Peningkatan kapasitas tentang peraturan KKL

Langkah-langkah peningkatan kapasitas termasuk pelatihan untuk inspektur federal, petugas perikanan, angkatan laut, dan penjaga taman. Hal ini mencakup pelatihan dan penyebaran peraturan Kawasan Lindung bagi pengguna dan staf yang memantau Kawasan Lindung.

  • Informasi yang jelas dan tepat
  • Pelatihan rutin
  • Evaluasi dan tindak lanjut
  • Menciptakan kepercayaan
  • Pihak berwenang yang bertanggung jawab atas pengawasan dan penegakan hukum sangat tertarik dengan informasi rinci mengenai kawasan lindung, sehingga pelatihan-pelatihan yang diadakan selalu dihadiri dengan baik. #
  • Evaluasi pengetahuan sebelum dan sesudah lokakarya pelatihan memungkinkan identifikasi kesenjangan pengetahuan dan dokumentasi kemajuan. Penting untuk melakukan evaluasi secara berkala untuk memastikan peserta memahami dan mengingat informasi penting.

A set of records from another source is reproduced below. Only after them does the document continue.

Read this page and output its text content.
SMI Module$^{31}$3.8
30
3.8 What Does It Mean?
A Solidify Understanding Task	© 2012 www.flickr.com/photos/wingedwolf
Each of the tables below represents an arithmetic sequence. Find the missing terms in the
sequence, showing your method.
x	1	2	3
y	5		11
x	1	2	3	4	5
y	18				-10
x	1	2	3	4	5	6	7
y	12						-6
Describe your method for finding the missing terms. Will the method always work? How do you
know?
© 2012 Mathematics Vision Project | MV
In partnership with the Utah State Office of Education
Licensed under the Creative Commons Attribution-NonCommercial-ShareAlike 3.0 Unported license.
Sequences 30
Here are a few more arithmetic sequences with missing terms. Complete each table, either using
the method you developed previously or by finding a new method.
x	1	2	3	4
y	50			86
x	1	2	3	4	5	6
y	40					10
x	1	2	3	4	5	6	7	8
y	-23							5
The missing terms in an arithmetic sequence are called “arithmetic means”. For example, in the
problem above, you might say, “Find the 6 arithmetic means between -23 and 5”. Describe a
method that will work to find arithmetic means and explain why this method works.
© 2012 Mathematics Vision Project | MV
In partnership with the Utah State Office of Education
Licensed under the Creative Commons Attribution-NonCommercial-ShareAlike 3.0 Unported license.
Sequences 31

  • Akan sangat membantu jika menggunakan catatan dan penjelasan pribadi sebagai tambahan dari dokumen teknis.
  • Mengintegrasikan latihan atau menggunakan materi video untuk memastikan partisipasi aktif.
  • Nelayan pesisir tidak terlalu akrab dengan penggunaan peta, sehingga cara lain untuk menyampaikan informasi tentang rencana pengelolaan harus dikembangkan.